(Celebrando un siglo de su presencia en
Venezuela)
Mi colegio fue uno sólo. Suerte de orgullo.
El Colegio de La Salle. No sé si decir segunda casa cuando en verdad fue la
primera. Una pasión. Todo le debo, hasta el caminado se sabe desde lejos. Las
huellas que me dejó, que son imborrables, no las cambio por casi nada.
Su
física estructura, sus Hermanos Cristianos, los maestros laicos, las monjas, el
personal de apoyo, condiscípulos y alumnos. En verdad que no tengo cómo pagar
tanto don recibido. Nunca vi nada malo más allá de las rubieras subterráneas de
las que yo formaba parte. Letra, lectura, voz con que decir, cantar y hacer
teatro. Música, orfeón, orquestina, aguinaldos, deportes, política, juegos,
competencia, sed de triunfo, organización, respeto por el vencido, júbilo al
ganar.
Colegio de varones que se llevaba la cuarta
parte de las entradas económicas de la casa. Un lujo hecho de sacrificios y
detalles estrictos. Mi colegio me hizo, me enseñó a estar y a ser. Buena parte
de lo que llevo encima se lo debo. Así, busco en las fotos de esa época que de
tan amada parece más lejana y veo como fui, cómo era, cómo vamos cambiando y
acercándonos al extraño que somos. Mi colegio es una raíz inagotable y
profunda, tanto que cuando sueño que vuelo, siempre tengo al colegio como
espacio visible y me veo correr entre la multitud que íbamos a ser y observo al
Hermano Luis, de manos cruzadas a la espalda, vigilando calvo y sabio a sus
hijos íntimos. Fue él quien me alentó a entrar a la catequesis y no sé cómo
logré dar mi clase sobre la existencia de Dios, a los diez años, a unos
párvulos del Colegio O’Higgins, allá por San José, cerca del mercado de las
flores, de la esquina de San Luis hacia arriba, aquí en Caracas.

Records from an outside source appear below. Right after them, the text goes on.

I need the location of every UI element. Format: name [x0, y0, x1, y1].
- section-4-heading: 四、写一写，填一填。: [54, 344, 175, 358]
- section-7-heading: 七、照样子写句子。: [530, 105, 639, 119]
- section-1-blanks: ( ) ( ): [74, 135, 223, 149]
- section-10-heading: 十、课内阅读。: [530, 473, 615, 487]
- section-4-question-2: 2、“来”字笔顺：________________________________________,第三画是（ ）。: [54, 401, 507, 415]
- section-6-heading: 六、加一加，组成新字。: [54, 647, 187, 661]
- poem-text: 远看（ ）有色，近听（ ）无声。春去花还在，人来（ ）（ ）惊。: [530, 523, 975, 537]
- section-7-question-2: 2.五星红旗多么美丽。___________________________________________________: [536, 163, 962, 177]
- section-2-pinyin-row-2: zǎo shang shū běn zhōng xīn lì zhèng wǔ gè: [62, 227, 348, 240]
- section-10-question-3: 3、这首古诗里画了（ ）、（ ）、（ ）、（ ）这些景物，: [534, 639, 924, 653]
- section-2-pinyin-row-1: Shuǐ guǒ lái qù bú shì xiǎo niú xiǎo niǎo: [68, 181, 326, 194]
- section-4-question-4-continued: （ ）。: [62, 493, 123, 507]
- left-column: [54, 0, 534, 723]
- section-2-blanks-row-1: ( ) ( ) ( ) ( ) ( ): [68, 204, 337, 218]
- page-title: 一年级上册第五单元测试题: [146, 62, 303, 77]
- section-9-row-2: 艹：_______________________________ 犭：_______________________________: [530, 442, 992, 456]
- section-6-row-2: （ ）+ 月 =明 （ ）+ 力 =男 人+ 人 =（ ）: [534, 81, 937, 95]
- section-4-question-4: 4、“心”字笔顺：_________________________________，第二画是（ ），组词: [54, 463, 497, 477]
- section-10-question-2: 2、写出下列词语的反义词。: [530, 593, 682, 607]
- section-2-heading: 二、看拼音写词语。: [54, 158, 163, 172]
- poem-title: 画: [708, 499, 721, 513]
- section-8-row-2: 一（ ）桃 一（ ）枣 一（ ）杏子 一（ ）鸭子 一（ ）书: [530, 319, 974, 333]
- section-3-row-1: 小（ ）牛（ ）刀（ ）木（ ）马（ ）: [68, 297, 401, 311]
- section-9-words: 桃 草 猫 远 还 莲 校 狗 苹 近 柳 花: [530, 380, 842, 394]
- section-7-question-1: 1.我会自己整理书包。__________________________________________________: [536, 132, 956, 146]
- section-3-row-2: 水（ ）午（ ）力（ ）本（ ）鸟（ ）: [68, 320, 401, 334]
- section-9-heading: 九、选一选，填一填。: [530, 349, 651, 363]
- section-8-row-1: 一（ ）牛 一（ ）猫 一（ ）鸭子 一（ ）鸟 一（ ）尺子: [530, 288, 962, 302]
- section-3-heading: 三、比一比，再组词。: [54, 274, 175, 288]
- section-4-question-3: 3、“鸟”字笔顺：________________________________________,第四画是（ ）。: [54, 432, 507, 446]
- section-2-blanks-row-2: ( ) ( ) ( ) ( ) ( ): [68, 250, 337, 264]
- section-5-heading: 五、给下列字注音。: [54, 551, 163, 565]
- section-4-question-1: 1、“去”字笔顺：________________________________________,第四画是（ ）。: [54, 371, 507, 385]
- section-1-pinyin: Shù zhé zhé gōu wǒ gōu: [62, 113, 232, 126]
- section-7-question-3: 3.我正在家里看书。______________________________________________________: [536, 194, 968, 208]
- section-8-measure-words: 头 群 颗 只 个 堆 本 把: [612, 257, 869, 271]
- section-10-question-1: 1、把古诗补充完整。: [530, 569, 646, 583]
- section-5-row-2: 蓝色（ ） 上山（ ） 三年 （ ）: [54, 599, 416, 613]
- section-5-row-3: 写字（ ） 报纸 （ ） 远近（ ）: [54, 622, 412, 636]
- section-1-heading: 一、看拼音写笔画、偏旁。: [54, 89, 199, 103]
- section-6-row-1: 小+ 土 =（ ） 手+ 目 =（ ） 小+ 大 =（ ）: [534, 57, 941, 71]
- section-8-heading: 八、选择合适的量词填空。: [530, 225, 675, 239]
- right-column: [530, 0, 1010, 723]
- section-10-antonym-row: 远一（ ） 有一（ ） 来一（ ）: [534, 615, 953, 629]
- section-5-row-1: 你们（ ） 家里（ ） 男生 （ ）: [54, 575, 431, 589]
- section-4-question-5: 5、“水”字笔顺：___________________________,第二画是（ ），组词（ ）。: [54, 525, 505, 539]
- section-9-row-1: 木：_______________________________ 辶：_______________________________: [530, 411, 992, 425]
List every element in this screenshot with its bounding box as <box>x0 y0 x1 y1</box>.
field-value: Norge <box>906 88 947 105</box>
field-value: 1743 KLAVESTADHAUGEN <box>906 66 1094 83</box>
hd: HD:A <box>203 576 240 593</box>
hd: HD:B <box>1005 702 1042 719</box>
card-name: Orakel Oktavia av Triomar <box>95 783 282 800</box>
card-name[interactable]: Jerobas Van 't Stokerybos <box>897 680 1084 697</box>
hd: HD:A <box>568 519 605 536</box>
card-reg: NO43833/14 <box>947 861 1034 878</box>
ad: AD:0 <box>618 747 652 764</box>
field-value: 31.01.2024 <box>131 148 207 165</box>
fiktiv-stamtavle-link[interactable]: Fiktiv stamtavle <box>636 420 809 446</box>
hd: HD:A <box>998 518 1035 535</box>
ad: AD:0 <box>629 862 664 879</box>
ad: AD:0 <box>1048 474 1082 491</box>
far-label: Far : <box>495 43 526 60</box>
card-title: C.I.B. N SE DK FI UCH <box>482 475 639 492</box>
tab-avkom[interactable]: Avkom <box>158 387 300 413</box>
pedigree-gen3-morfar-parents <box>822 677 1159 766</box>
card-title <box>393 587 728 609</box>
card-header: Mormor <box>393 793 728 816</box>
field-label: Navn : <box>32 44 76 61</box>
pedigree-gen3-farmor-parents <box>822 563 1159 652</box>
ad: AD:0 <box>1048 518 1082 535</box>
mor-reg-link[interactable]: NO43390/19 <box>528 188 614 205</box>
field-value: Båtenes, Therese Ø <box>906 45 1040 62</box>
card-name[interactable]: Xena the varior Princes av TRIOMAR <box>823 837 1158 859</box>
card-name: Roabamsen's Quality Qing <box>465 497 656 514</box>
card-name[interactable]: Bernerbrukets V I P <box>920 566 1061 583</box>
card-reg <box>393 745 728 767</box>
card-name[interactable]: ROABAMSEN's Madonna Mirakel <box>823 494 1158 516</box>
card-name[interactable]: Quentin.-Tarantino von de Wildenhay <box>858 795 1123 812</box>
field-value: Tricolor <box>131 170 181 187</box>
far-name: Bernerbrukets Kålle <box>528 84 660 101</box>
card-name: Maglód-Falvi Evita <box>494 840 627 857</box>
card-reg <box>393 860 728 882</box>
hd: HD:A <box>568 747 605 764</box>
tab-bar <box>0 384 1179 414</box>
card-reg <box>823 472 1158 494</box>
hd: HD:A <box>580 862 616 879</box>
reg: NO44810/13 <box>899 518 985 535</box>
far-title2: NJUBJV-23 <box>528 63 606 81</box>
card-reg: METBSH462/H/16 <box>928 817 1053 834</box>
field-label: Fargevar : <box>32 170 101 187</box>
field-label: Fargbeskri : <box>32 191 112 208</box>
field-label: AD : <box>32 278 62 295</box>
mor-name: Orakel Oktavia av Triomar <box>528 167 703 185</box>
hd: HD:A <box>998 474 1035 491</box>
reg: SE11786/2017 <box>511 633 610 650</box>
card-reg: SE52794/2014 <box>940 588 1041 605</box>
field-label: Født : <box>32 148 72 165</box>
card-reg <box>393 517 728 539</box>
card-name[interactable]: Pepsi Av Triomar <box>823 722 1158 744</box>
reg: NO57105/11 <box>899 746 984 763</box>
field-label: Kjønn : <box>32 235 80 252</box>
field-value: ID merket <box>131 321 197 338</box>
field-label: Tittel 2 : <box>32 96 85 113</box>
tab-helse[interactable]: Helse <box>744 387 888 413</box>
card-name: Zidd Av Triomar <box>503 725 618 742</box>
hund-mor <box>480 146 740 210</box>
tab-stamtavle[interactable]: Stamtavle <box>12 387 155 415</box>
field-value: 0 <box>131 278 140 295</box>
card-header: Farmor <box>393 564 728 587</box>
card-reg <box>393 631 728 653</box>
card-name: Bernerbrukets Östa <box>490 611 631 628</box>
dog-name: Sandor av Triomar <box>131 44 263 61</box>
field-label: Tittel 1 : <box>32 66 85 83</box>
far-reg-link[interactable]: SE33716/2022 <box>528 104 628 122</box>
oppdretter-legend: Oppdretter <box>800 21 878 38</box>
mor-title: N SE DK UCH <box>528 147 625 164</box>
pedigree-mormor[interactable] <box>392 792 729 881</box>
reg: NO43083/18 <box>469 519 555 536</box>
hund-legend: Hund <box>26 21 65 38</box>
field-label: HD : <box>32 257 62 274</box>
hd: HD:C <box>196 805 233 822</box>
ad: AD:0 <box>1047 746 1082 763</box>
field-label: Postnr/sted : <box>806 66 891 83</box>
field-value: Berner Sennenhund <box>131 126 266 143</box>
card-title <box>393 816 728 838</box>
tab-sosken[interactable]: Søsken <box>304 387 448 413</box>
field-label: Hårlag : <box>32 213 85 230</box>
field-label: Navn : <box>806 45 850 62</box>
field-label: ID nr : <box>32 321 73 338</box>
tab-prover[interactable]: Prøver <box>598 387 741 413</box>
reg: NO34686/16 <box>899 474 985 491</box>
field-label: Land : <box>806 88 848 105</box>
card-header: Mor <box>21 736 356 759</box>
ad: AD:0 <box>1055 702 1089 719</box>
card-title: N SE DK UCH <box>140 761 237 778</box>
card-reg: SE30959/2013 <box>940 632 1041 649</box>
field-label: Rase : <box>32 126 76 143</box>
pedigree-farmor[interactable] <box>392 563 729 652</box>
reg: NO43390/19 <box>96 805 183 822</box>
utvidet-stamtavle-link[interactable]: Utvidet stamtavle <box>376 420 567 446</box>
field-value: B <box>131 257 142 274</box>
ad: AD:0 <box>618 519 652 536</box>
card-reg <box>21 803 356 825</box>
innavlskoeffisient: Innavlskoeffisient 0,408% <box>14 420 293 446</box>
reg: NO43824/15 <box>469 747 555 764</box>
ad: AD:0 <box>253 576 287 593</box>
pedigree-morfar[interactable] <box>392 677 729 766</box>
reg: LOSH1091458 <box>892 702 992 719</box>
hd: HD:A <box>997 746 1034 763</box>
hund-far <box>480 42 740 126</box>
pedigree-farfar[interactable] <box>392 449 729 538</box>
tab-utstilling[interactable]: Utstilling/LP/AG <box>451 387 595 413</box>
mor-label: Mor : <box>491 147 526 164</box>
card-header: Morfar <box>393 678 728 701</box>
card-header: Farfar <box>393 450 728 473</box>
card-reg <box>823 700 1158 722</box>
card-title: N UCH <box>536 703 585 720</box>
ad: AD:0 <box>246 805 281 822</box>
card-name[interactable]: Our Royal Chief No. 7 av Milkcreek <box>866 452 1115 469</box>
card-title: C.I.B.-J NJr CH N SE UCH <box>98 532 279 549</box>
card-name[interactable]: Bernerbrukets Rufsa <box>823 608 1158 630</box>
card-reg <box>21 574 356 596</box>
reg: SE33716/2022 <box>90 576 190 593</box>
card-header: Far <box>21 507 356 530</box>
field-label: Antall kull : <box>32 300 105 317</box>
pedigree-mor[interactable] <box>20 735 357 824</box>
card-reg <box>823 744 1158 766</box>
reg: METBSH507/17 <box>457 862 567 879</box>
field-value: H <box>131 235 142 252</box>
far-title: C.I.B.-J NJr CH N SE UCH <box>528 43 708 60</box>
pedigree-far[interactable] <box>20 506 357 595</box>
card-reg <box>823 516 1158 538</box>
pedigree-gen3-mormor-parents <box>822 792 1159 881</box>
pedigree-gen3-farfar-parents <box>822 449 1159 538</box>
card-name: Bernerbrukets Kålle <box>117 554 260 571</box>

Horror y miedo
que sentía frente a la perplejidad de aquellos querubines y de los maestros que
se asomaban para verme decir lo que decía, que jamás llegaré a recordar.
En sus aulas aprendí el sentido de la
democracia, el respetar a los demás, la preocupación por el país, por los
pobres, por Dios, por la excelencia en el estudio, el sudor del deporte, la sangre
de la música, la música, la música. Cuando puedo regreso y siento una distante
lejanía. “¿A dónde se dirige usted ciudadano?”
Ya no soy el mismo, cambié. “Nunca regreses
donde fuiste feliz”. Y eso lo digo porque voy con inmadurez, qué bueno, como si
estuviera entrando de verdad al colegio, a la vida, y piso la misma estrella y
toco idénticos rincones que la cábala de esos días obligaba a cumplir como un
ritual de tribu. Allí me siento parte de algo, experimento fe, orgullo,
rebeldía, sangre azul para amar, amigos, cofradía, ambiente de gol, de
barajitas, la tengo, la tengo, no la tengo. Allí siento calores de pubertad, de
sueños, de pecado inconcluso y confesión perpetua, guía, cobijo, monaguillo,
comunión, orden amable, incienso, rigor sano, maestros a los que debo mis
alumnos y ellos deben también sin entenderlo. El colegio es eterno como los
helados, los circos o las barberías, uno no, ¡qué lástima!